Materials and methods: Search terms for resources pertaining to critical findings (CFs) in emergency radiology were applied to 2 databases (PubMed, Embase). Screening of hits using the following pre-established inclusion and exclusion criteria were performed by 3 analysts with subsequent consensus discussion for discrepancies: 1) The resources include any standards for the classification and/or communication of imaging findings as critical OR 2) The resource discusses any facilitators to the communication of CFs OR 3) The resource discusses any barriers to the communication of CFs. Resources with explicit focus on a pediatric population or predominant focus on artificial intelligence/natural language processing were omitted. Accompanying gray literature search was used to expand included resources. Data extraction included: year, country, resource type, scope/purpose, participants, context, standards to identifying/communicating CFs, facilitators/barriers, method type, recommendations, applicability, and disclosures.

Results: Seventy-six resources were included in the final analysis, including 16 societal/commission guidelines. Among the guidelines, no standardized list of CFs was identified, with typical recommendations suggesting application of a local policy. Communication standards included direct closed-loop communication for high acuity findings, with more flexible communication channels for less acute findings. Applied interventions for CFs management, most frequently fell into 4 categories: electronic (n=10), hybrid i.e., electronic/administrative (n = 3), feedback/education (n=5), and administrative (n=4).

Conclusion: There are published standards, policies and interventions for the management of CFs in emergency radiology. 3-tier stratification (e.g. critical/urgent/incidental) based on time-sensitivity and severity is most common with most critical findings necessitating closed-loop communication.

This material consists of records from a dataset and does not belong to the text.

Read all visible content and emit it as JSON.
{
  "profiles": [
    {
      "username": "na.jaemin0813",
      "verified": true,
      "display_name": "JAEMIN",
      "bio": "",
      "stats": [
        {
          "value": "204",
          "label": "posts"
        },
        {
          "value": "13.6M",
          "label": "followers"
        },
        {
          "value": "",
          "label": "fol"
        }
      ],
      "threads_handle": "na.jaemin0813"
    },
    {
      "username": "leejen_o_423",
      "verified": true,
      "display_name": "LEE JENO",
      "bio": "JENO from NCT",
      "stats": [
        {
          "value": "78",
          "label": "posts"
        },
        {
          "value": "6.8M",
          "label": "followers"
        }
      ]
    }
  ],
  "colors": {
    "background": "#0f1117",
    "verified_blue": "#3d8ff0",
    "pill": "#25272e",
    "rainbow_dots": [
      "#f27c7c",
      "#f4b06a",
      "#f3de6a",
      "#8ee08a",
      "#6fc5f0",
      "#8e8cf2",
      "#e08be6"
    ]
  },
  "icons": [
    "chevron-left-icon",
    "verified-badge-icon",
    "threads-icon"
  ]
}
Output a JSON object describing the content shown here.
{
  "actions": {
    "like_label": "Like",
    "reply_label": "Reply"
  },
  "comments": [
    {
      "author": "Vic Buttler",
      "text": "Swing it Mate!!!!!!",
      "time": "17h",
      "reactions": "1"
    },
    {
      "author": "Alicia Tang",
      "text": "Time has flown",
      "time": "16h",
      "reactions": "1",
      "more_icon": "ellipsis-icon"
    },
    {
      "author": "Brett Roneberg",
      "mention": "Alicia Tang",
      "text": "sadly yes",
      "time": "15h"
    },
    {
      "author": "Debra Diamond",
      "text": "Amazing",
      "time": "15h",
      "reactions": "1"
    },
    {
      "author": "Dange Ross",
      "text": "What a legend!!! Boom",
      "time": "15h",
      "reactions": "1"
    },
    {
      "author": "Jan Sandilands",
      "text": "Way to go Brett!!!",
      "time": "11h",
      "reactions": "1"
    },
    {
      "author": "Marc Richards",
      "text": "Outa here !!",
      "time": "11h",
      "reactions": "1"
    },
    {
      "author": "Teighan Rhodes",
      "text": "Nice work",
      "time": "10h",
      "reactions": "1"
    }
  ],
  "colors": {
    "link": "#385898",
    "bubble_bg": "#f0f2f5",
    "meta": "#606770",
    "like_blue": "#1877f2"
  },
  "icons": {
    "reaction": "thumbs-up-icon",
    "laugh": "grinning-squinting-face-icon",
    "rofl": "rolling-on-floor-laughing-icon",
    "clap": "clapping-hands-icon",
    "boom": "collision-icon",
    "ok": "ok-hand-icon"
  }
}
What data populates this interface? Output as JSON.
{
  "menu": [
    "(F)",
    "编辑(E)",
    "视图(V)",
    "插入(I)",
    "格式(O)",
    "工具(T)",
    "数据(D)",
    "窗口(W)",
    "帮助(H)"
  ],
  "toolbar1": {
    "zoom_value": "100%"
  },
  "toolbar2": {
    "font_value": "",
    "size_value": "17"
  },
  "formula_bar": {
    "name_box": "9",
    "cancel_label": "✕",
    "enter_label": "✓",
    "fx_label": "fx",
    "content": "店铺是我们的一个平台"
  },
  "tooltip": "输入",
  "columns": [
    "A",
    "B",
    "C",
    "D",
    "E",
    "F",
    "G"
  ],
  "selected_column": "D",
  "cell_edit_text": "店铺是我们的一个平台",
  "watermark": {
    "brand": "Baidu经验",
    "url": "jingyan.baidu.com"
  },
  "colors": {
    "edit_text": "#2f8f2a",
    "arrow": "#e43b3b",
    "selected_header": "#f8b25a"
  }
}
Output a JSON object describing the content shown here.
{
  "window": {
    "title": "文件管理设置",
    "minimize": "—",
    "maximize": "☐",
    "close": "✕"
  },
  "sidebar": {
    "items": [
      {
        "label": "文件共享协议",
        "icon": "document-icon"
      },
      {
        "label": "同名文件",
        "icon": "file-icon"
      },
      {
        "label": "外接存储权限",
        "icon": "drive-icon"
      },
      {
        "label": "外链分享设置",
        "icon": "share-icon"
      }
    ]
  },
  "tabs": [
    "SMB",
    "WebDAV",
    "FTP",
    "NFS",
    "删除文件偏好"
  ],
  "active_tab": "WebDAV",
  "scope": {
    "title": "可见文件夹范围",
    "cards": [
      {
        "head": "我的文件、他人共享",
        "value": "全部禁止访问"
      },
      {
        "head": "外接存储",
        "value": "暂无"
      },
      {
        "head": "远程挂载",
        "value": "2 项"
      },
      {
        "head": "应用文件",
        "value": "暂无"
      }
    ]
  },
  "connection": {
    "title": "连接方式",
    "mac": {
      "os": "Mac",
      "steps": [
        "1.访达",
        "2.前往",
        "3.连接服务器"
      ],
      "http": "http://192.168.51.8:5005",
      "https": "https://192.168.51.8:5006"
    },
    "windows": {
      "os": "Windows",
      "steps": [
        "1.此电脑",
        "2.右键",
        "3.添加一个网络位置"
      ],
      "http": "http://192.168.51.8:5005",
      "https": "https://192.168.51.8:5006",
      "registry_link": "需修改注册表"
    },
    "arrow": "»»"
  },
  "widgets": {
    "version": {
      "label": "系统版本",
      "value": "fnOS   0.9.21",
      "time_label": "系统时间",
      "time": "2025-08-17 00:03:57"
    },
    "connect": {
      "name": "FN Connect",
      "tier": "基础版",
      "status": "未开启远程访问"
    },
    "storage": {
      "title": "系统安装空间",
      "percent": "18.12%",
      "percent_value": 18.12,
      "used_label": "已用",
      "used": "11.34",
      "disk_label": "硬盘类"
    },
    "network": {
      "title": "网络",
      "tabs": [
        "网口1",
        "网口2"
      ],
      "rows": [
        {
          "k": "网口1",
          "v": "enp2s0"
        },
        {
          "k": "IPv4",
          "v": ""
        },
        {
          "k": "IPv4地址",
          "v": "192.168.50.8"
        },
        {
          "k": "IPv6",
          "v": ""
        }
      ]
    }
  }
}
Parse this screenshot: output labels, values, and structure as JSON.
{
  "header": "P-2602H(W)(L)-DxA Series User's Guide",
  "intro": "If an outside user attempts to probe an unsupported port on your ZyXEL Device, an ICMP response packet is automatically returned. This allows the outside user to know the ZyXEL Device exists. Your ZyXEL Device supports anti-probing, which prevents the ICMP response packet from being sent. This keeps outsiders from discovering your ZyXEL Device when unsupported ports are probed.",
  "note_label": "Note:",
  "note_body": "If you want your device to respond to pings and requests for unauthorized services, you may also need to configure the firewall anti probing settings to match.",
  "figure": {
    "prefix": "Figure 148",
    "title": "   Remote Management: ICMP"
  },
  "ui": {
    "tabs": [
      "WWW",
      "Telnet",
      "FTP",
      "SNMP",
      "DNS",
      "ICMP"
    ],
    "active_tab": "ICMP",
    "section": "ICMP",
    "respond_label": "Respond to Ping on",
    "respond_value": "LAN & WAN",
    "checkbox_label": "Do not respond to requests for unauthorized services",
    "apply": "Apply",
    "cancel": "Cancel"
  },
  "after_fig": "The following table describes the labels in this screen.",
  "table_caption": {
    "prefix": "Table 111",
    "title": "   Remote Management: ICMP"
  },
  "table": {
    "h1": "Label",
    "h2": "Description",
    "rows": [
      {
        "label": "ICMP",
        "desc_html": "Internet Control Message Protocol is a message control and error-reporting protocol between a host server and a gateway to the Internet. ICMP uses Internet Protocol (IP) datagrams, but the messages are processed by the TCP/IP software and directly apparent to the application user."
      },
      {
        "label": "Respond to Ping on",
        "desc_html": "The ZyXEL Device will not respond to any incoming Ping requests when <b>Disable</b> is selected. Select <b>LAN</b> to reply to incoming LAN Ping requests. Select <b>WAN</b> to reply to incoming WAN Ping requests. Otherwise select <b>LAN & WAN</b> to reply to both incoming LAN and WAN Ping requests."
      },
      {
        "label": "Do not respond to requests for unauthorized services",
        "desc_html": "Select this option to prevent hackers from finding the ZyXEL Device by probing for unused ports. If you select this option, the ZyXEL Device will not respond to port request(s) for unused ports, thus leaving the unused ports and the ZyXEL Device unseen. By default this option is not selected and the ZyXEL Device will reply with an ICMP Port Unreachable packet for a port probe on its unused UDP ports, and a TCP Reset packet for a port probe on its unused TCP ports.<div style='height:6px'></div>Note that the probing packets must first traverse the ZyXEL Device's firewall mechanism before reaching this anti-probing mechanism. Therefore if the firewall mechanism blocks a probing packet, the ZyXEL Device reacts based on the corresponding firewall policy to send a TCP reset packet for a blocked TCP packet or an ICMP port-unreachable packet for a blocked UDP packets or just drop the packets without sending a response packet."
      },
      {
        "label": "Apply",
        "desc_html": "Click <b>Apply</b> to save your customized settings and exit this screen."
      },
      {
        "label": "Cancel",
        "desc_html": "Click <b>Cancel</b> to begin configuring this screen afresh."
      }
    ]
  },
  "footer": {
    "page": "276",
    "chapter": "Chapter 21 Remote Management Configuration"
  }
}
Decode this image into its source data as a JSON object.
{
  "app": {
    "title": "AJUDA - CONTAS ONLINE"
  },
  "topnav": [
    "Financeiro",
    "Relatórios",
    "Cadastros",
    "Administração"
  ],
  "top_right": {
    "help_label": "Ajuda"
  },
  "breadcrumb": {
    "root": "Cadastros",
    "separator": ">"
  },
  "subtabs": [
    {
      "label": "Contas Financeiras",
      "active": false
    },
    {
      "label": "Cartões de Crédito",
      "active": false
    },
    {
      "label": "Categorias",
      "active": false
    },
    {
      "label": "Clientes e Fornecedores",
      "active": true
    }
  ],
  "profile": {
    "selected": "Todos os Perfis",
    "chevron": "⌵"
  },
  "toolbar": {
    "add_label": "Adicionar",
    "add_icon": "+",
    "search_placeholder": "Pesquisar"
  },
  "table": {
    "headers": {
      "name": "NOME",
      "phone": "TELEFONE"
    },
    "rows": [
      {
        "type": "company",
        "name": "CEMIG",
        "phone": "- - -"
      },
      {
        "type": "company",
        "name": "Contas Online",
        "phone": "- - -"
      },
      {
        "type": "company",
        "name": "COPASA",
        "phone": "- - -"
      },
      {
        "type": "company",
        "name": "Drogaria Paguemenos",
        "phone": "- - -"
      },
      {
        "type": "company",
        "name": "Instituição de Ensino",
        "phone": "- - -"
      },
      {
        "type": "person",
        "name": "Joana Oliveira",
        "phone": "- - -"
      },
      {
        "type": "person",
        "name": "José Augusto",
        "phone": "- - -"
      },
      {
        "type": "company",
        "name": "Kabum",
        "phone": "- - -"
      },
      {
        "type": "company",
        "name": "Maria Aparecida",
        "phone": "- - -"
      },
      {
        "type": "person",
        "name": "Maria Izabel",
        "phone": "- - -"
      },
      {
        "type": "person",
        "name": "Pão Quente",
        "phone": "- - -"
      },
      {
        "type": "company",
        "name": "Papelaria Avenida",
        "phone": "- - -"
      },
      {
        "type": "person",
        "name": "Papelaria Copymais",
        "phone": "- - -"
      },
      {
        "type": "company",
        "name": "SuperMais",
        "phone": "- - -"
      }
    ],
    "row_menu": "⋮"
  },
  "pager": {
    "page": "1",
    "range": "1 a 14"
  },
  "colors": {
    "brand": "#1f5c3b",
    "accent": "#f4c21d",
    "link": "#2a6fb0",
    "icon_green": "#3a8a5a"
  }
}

Awareness of systemic facilitators and barriers should inform local policy development. Electronic and administrative communication pathways are useful adjuncts. Further research should offer comparative analyses of different CF interventions with regards to cost-effectiveness, notification time, and user feedback.

急诊放射学重要发现的分类和交流:范围界定综述。
目的:确定已公布的急诊放射学关键可操作结果的分类和交流标准,以及交流和信息管理/传播此类结果的相关促进因素和障碍:在 2 个数据库(PubMed、Embase)中搜索与急诊放射学重要发现(CFs)相关的资源。由 3 位分析师使用以下预先确定的纳入和排除标准对点击率进行筛选,随后就差异进行一致讨论:1)资料中包含任何关于危重成像结果分类和/或交流的标准;或 2)资料中讨论了任何关于危重成像结果交流的促进因素;或 3)资料中讨论了任何关于危重成像结果交流的障碍。明确关注儿科人群或主要关注人工智能/自然语言处理的资源被忽略。同时还使用了灰色文献检索来扩展所包含的资源。数据提取包括:年份、国家、资源类型、范围/目的、参与者、背景、识别/交流 CF 的标准、促进因素/障碍、方法类型、建议、适用性和披露:最终分析包括 76 项资源,其中包括 16 项社会/委员会指南。在这些指南中,没有发现标准化的 CF 列表,典型的建议是采用当地政策。沟通标准包括针对高危急性检查结果的直接闭环沟通,以及针对非急症检查结果的更为灵活的沟通渠道。应用于CFs管理的干预措施最常见的分为4类:电子(10人)、电子/行政混合(3人)、反馈/教育(5人)和行政(4人):结论:急诊放射科有已公布的 CFs 管理标准、政策和干预措施。基于时间敏感性和严重程度的三级分层(如危重/急诊/意外)最为常见,大多数危重结果需要闭环沟通。对系统促进因素和障碍的认识应为地方政策的制定提供依据。电子和行政沟通途径是有用的辅助手段。进一步的研究应从成本效益、通知时间和用户反馈等方面对不同的 CF 干预措施进行比较分析。
本文章由计算机程序翻译,如有差异,请以英文原文为准。